Geographic map of IPv6 availability

Tony Hain alh-ietf at tndh.net
Thu Oct 11 20:43:56 UTC 2007


Nathan Ward wrote:
> On 6/10/2007, at 3:18 AM, Stephen Wilcox wrote:
> > <stuff>
> > Given the above, I think there is no myth.. !
> 
> That's because the 'v6 network' is broken enough that putting AAAA
> records on sites that need to be well reachable is a bad idea.
> 
> For example, due mainly to Vista's 6to4 tunnelling stuff (based on
> researching a random sample of users), I'd lose about 4% of visitors
> to my web-sites if I were to turn on AAAA records.
> 
> For a transit provider, having an unreachable (or seemingly
> unreachable) web-site is a really bad idea.
> 

So why didn't you put up a 6to4 router and put AAAA records in that pointed
to the 6to4 prefix for those servers? Is the concept of multiple IPv6
addresses on the server really as scary as people make it out to be? After
all by having an IPv4 and an IPv6 address you already have multiple
addresses on the server, so what is one more? 

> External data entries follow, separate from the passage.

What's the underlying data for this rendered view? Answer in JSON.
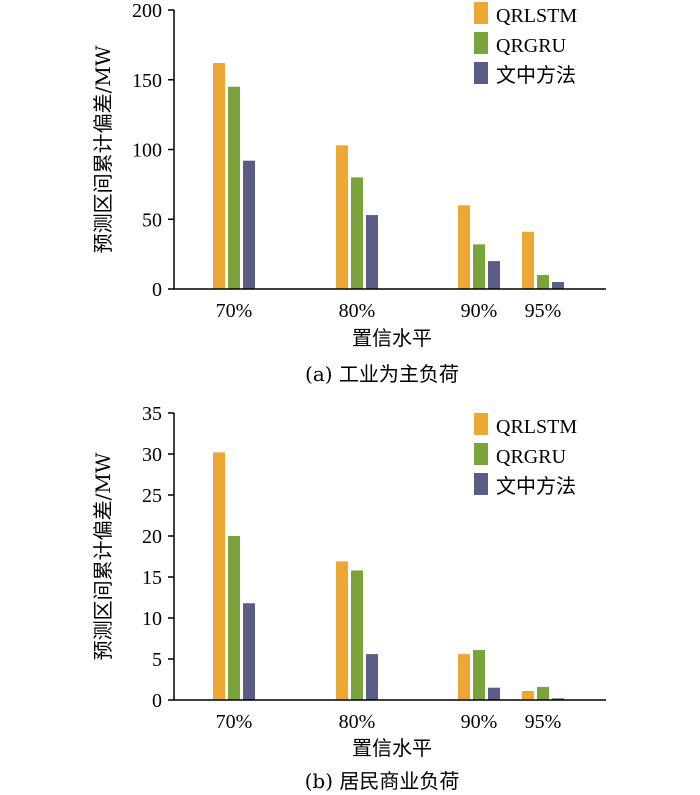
{
  "chart_data": [
    {
      "type": "bar",
      "caption": "(a) 工业为主负荷",
      "xlabel": "置信水平",
      "ylabel": "预测区间累计偏差/MW",
      "categories": [
        "70%",
        "80%",
        "90%",
        "95%"
      ],
      "ylim": [
        0,
        200
      ],
      "yticks": [
        0,
        50,
        100,
        150,
        200
      ],
      "grid": false,
      "legend_position": "top-right",
      "series": [
        {
          "name": "QRLSTM",
          "color": "#ECA832",
          "values": [
            162,
            103,
            60,
            41
          ]
        },
        {
          "name": "QRGRU",
          "color": "#7BA33C",
          "values": [
            145,
            80,
            32,
            10
          ]
        },
        {
          "name": "文中方法",
          "color": "#5A5D86",
          "values": [
            92,
            53,
            20,
            5
          ]
        }
      ]
    },
    {
      "type": "bar",
      "caption": "(b) 居民商业负荷",
      "xlabel": "置信水平",
      "ylabel": "预测区间累计偏差/MW",
      "categories": [
        "70%",
        "80%",
        "90%",
        "95%"
      ],
      "ylim": [
        0,
        35
      ],
      "yticks": [
        0,
        5,
        10,
        15,
        20,
        25,
        30,
        35
      ],
      "grid": false,
      "legend_position": "top-right",
      "series": [
        {
          "name": "QRLSTM",
          "color": "#ECA832",
          "values": [
            30.2,
            16.9,
            5.6,
            1.1
          ]
        },
        {
          "name": "QRGRU",
          "color": "#7BA33C",
          "values": [
            20.0,
            15.8,
            6.1,
            1.6
          ]
        },
        {
          "name": "文中方法",
          "color": "#5A5D86",
          "values": [
            11.8,
            5.6,
            1.5,
            0.2
          ]
        }
      ]
    }
  ]
}
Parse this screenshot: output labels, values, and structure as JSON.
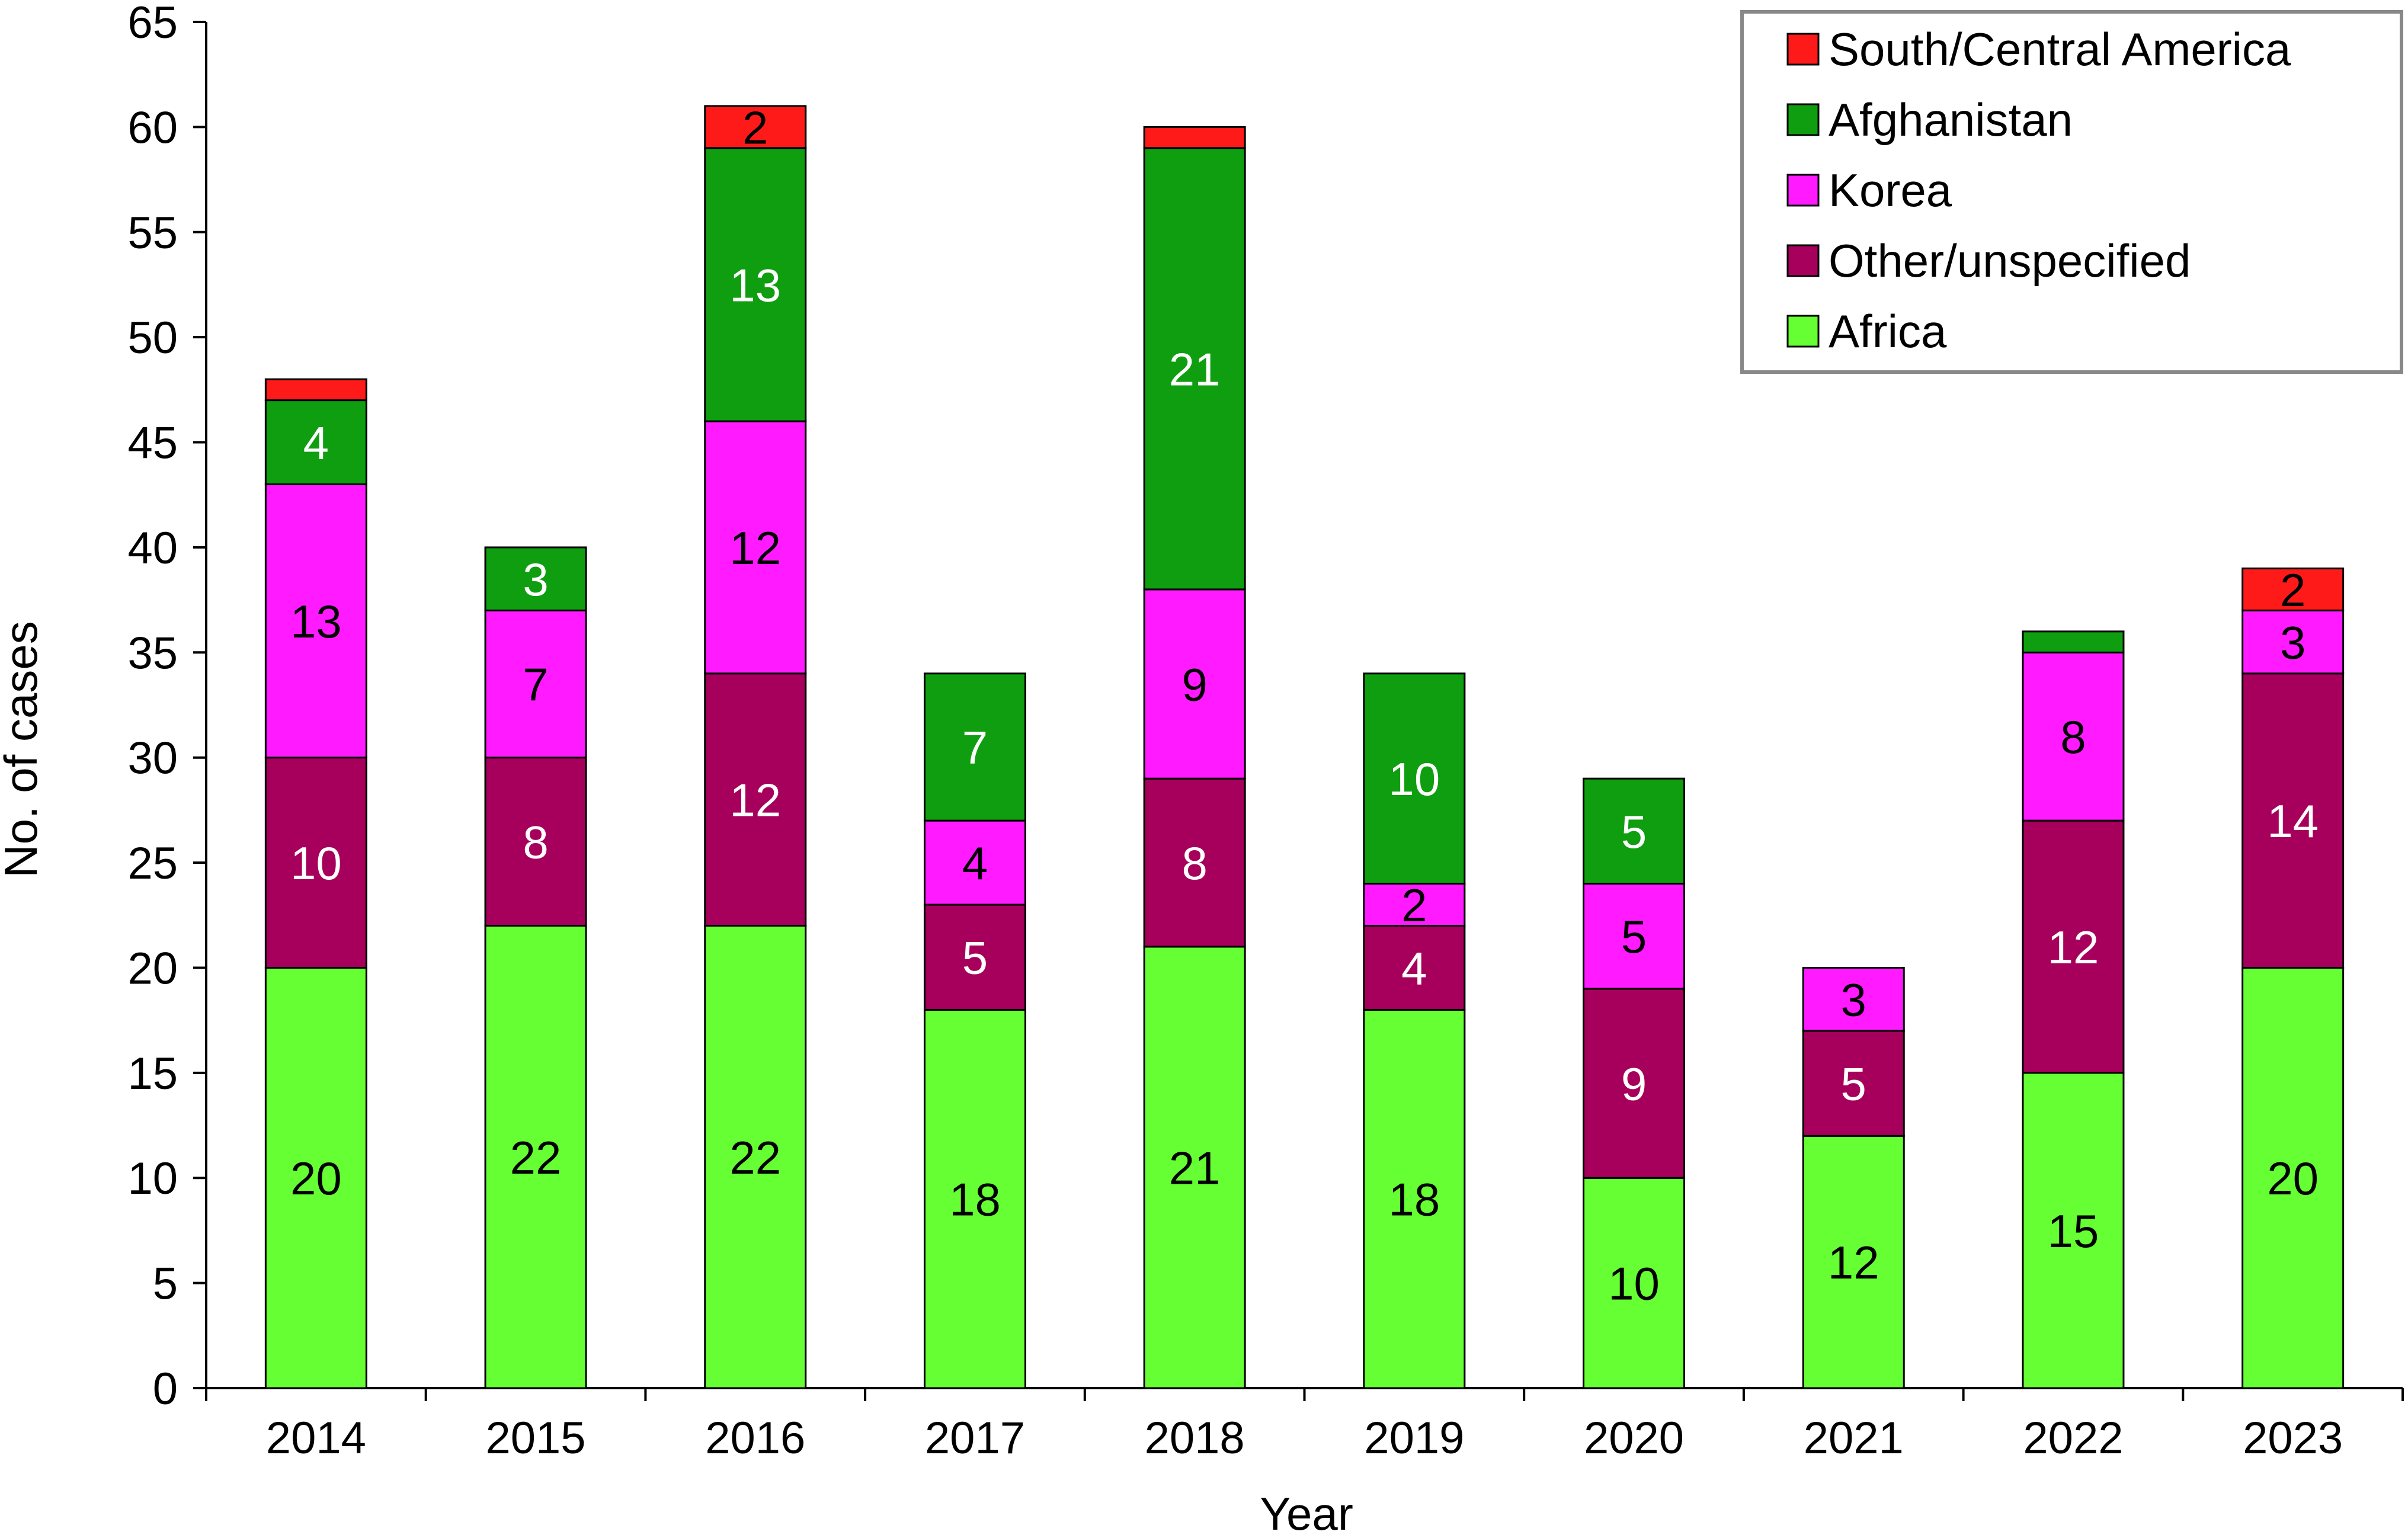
{
  "chart_data": {
    "type": "bar",
    "stacked": true,
    "title": "",
    "xlabel": "Year",
    "ylabel": "No. of cases",
    "ylim": [
      0,
      65
    ],
    "yticks": [
      0,
      5,
      10,
      15,
      20,
      25,
      30,
      35,
      40,
      45,
      50,
      55,
      60,
      65
    ],
    "categories": [
      "2014",
      "2015",
      "2016",
      "2017",
      "2018",
      "2019",
      "2020",
      "2021",
      "2022",
      "2023"
    ],
    "series": [
      {
        "name": "Africa",
        "color": "#66ff33",
        "label_color": "#000000",
        "values": [
          20,
          22,
          22,
          18,
          21,
          18,
          10,
          12,
          15,
          20
        ]
      },
      {
        "name": "Other/unspecified",
        "color": "#a6005c",
        "label_color": "#ffffff",
        "values": [
          10,
          8,
          12,
          5,
          8,
          4,
          9,
          5,
          12,
          14
        ]
      },
      {
        "name": "Korea",
        "color": "#ff1aff",
        "label_color": "#000000",
        "values": [
          13,
          7,
          12,
          4,
          9,
          2,
          5,
          3,
          8,
          3
        ]
      },
      {
        "name": "Afghanistan",
        "color": "#0f9e0f",
        "label_color": "#ffffff",
        "values": [
          4,
          3,
          13,
          7,
          21,
          10,
          5,
          0,
          1,
          0
        ]
      },
      {
        "name": "South/Central America",
        "color": "#ff1a1a",
        "label_color": "#000000",
        "values": [
          1,
          0,
          2,
          0,
          1,
          0,
          0,
          0,
          0,
          2
        ]
      }
    ],
    "data_label_min": 2,
    "legend": {
      "position": "top-right",
      "order": [
        "South/Central America",
        "Afghanistan",
        "Korea",
        "Other/unspecified",
        "Africa"
      ]
    }
  }
}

The entire finger-pointing fiasco between the infrastructure providers and
the content providers has to stop. The content providers just have to ignore
the lethargic infrastructure providers and tunnel over them. Tunneling IPv4
over voice is how we got around the lethargy before, so now the only
difference is we are tunneling IPv6 over IPv4. I hear whining from content
providers about how 6to4, or tunneling in general, is bad because the path
is not predictable. They never stop to realize that they could avoid that
problem by putting up their own tunnel endpoint and through the magic of DNS
completely avoid the problem they are complaining about. The only reason
clients will look for a public 6to4 relay is to find sites that insist on
having a single IPv6 address from a formal RIR IPv6 assignment process. In
the grand scheme of things the 6to4 prefix that would correspond to your
6to4 router is formally assigned, it is just through the IPv4 assignment
process. In any case a 6to4 connected client will traverse the direct IPv4
path to the server's 6to4 router, so as I said earlier if content providers
would just ignore the infrastructure and deploy their own 6to4 routers to
tunnel over the top, we could move forward.

Eventually the carriers will figure out that their customers have moved on
without them, and they will grudgingly come to the party.